Police laid 118 impaired driving charges in January, versus 86 charges in January of 2014, which is an increase of 37 per cent.
The latest statistics come on the heels a fatal crash on Highway 401 in Whitby on Tuesday night that claimed the life of a 51-year-old man. A 31-year-old North York man is facing impaired driving charges.
However, in Peel Region, police the number of impaired driving charges is down significantly. Police laid 228 drinking and driving charges from December to January 2014, compared to 241 charges the same time period in 2013.
York regional police said they have laid over 1,500 charges in the entire year of 2014.
Also, the number of crashes to start this year is up significantly over last year. Police said 29 people died on OPP-patrolled roads from Jan.1 to Feb. 2, compared to 21 in January of 2014 — an increase of 38 per cent.

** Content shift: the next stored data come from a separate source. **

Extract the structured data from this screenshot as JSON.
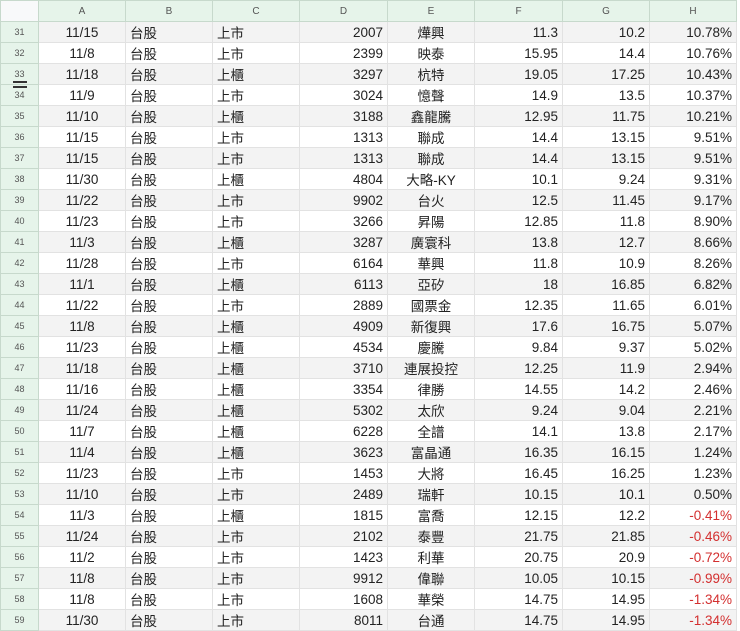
{
  "columns": [
    "A",
    "B",
    "C",
    "D",
    "E",
    "F",
    "G",
    "H"
  ],
  "rows": [
    [
      "31",
      "11/15",
      "台股",
      "上市",
      "2007",
      "燁興",
      "11.3",
      "10.2",
      "10.78%"
    ],
    [
      "32",
      "11/8",
      "台股",
      "上市",
      "2399",
      "映泰",
      "15.95",
      "14.4",
      "10.76%"
    ],
    [
      "33",
      "11/18",
      "台股",
      "上櫃",
      "3297",
      "杭特",
      "19.05",
      "17.25",
      "10.43%"
    ],
    [
      "34",
      "11/9",
      "台股",
      "上市",
      "3024",
      "憶聲",
      "14.9",
      "13.5",
      "10.37%"
    ],
    [
      "35",
      "11/10",
      "台股",
      "上櫃",
      "3188",
      "鑫龍騰",
      "12.95",
      "11.75",
      "10.21%"
    ],
    [
      "36",
      "11/15",
      "台股",
      "上市",
      "1313",
      "聯成",
      "14.4",
      "13.15",
      "9.51%"
    ],
    [
      "37",
      "11/15",
      "台股",
      "上市",
      "1313",
      "聯成",
      "14.4",
      "13.15",
      "9.51%"
    ],
    [
      "38",
      "11/30",
      "台股",
      "上櫃",
      "4804",
      "大略-KY",
      "10.1",
      "9.24",
      "9.31%"
    ],
    [
      "39",
      "11/22",
      "台股",
      "上市",
      "9902",
      "台火",
      "12.5",
      "11.45",
      "9.17%"
    ],
    [
      "40",
      "11/23",
      "台股",
      "上市",
      "3266",
      "昇陽",
      "12.85",
      "11.8",
      "8.90%"
    ],
    [
      "41",
      "11/3",
      "台股",
      "上櫃",
      "3287",
      "廣寰科",
      "13.8",
      "12.7",
      "8.66%"
    ],
    [
      "42",
      "11/28",
      "台股",
      "上市",
      "6164",
      "華興",
      "11.8",
      "10.9",
      "8.26%"
    ],
    [
      "43",
      "11/1",
      "台股",
      "上櫃",
      "6113",
      "亞矽",
      "18",
      "16.85",
      "6.82%"
    ],
    [
      "44",
      "11/22",
      "台股",
      "上市",
      "2889",
      "國票金",
      "12.35",
      "11.65",
      "6.01%"
    ],
    [
      "45",
      "11/8",
      "台股",
      "上櫃",
      "4909",
      "新復興",
      "17.6",
      "16.75",
      "5.07%"
    ],
    [
      "46",
      "11/23",
      "台股",
      "上櫃",
      "4534",
      "慶騰",
      "9.84",
      "9.37",
      "5.02%"
    ],
    [
      "47",
      "11/18",
      "台股",
      "上櫃",
      "3710",
      "連展投控",
      "12.25",
      "11.9",
      "2.94%"
    ],
    [
      "48",
      "11/16",
      "台股",
      "上櫃",
      "3354",
      "律勝",
      "14.55",
      "14.2",
      "2.46%"
    ],
    [
      "49",
      "11/24",
      "台股",
      "上櫃",
      "5302",
      "太欣",
      "9.24",
      "9.04",
      "2.21%"
    ],
    [
      "50",
      "11/7",
      "台股",
      "上櫃",
      "6228",
      "全譜",
      "14.1",
      "13.8",
      "2.17%"
    ],
    [
      "51",
      "11/4",
      "台股",
      "上櫃",
      "3623",
      "富晶通",
      "16.35",
      "16.15",
      "1.24%"
    ],
    [
      "52",
      "11/23",
      "台股",
      "上市",
      "1453",
      "大將",
      "16.45",
      "16.25",
      "1.23%"
    ],
    [
      "53",
      "11/10",
      "台股",
      "上市",
      "2489",
      "瑞軒",
      "10.15",
      "10.1",
      "0.50%"
    ],
    [
      "54",
      "11/3",
      "台股",
      "上櫃",
      "1815",
      "富喬",
      "12.15",
      "12.2",
      "-0.41%"
    ],
    [
      "55",
      "11/24",
      "台股",
      "上市",
      "2102",
      "泰豐",
      "21.75",
      "21.85",
      "-0.46%"
    ],
    [
      "56",
      "11/2",
      "台股",
      "上市",
      "1423",
      "利華",
      "20.75",
      "20.9",
      "-0.72%"
    ],
    [
      "57",
      "11/8",
      "台股",
      "上市",
      "9912",
      "偉聯",
      "10.05",
      "10.15",
      "-0.99%"
    ],
    [
      "58",
      "11/8",
      "台股",
      "上市",
      "1608",
      "華榮",
      "14.75",
      "14.95",
      "-1.34%"
    ],
    [
      "59",
      "11/30",
      "台股",
      "上市",
      "8011",
      "台通",
      "14.75",
      "14.95",
      "-1.34%"
    ]
  ],
  "colors": {
    "negative": "#d32f2f",
    "header_bg": "#e6f4ea"
  }
}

Under the Highway Traffic Act, there has also been an increase of around 49 per cent in the number of street racing charges in January – 103 charges — versus the same month last year – 69 charges. Provincially, the number of street racing and criminal driving charges were also up by 46 per cent — 185 charges in January and 271 charges in January of 2015, respectively.
The OPP’s Highway Safety Division said officers will continue to crack down on what they call “the Big 4” — impaired driving, distracted driving, aggressive driving and people not wearing their seatbelts.
Impaired driving statistics: gender and age
Meanwhile, data from Statistics Canada (1986 to 2011) shows the vast majority of those charged with drinking and driving are male. In 2011, there were 90,277 impaired driving incidents with 82.4 per cent charged being males and 19.6 per cent females.
However, there’s been a steady increase in impaired female drivers since the 1980s, while the number of impaired male drivers has decreased slightly.
Statistics Canada numbers from 2011 also show the highest impaired driving rates occurred within the 20 to 24 age group. The rates decrease with increasing age.
Also, drivers under 35 years old account for two-thirds of those accused of impaired driving causing death and causing injury in 2011.